Friday film roundup: Decent Family Entertainment, and Some Harsh Unpleasantness

Probably the best surprise this week is a low-key independent family release called The Eye of the Dolphin, starring Carly Schroeder who travels to the Bahamas to straighten our her teen-orphan life. Along the way she bonds with dolphins. Greg Wright calls the film “more engaging, in spite of its flaws,” than Whale Rider.

Rowan Atkinson also delivers the usual goods in Mr. Bean’s Holiday, which, non-Bean-enthusiast Jeff Walls confesses, “did make me laugh, and sometimes that is all you need.”

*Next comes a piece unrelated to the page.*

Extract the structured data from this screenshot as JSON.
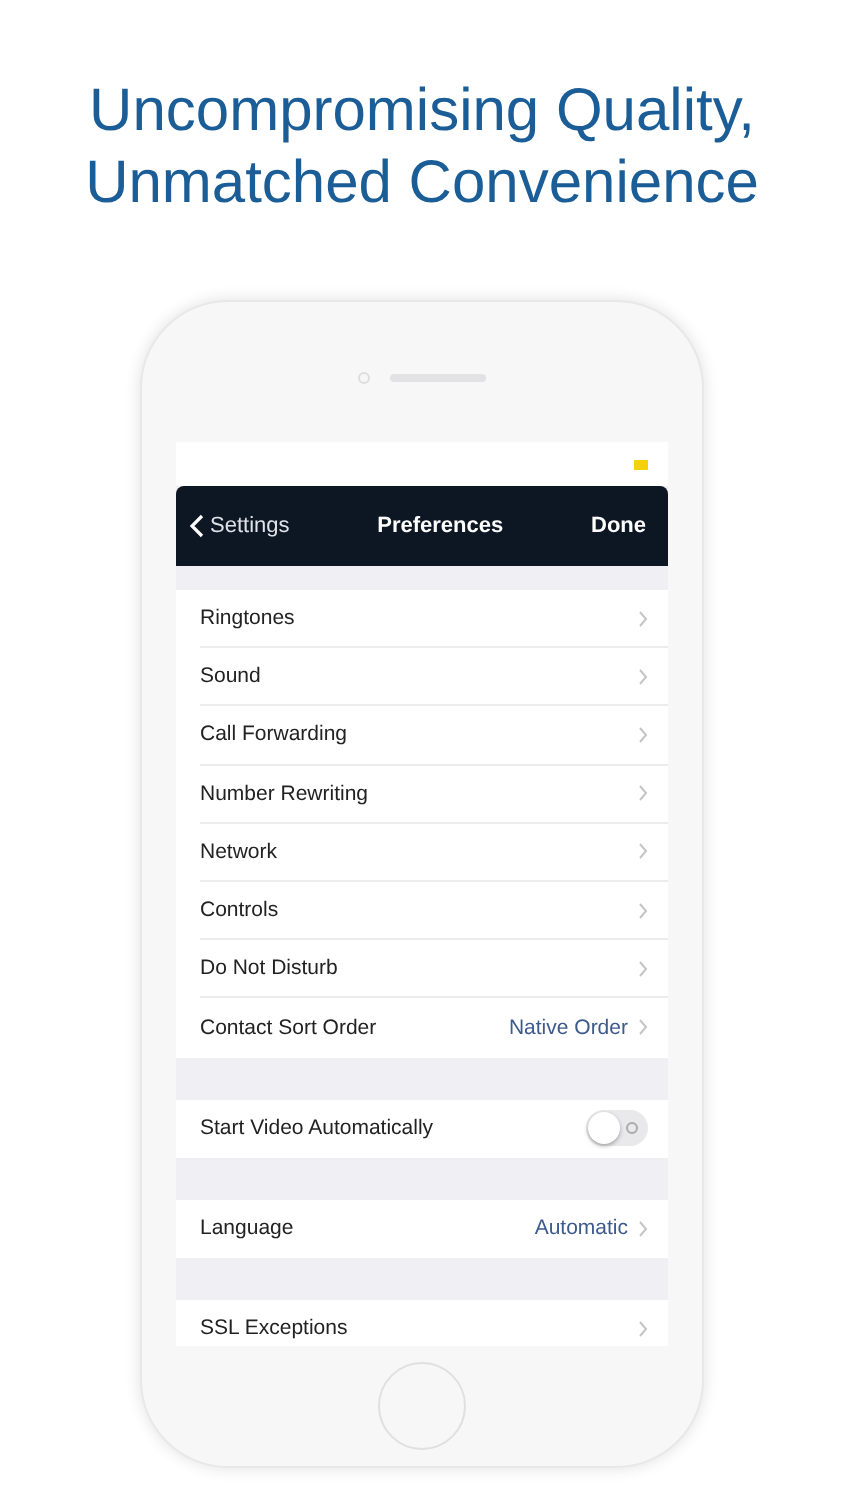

On the more adult front, Jeff finds Resurrecting the Champ “always compelling and always entertaining,” and not what you’d expect from a boxing movie — a good film for dads, if not for kids. Greg Wright finds The Treatment a realistic R-rated portrayal of a man’s journey through Freudian psychotherapy — “more like real life than most people’s real lives.” Dacia Ray, meanwhile, finds the R-rated 2 Days in Paris “intriguing and well worth the watch for those in love, or not.”

Some warnings are due, says Greg Wright, for a couple of films, though. He finds the global warming documentary The 11th Hour too aggressively evangelistic for its own good, and calls September Dawn, a film about a 19th Century Mormon-led massacre, “one of the most shockingly poor and mean-spirited films of the year.”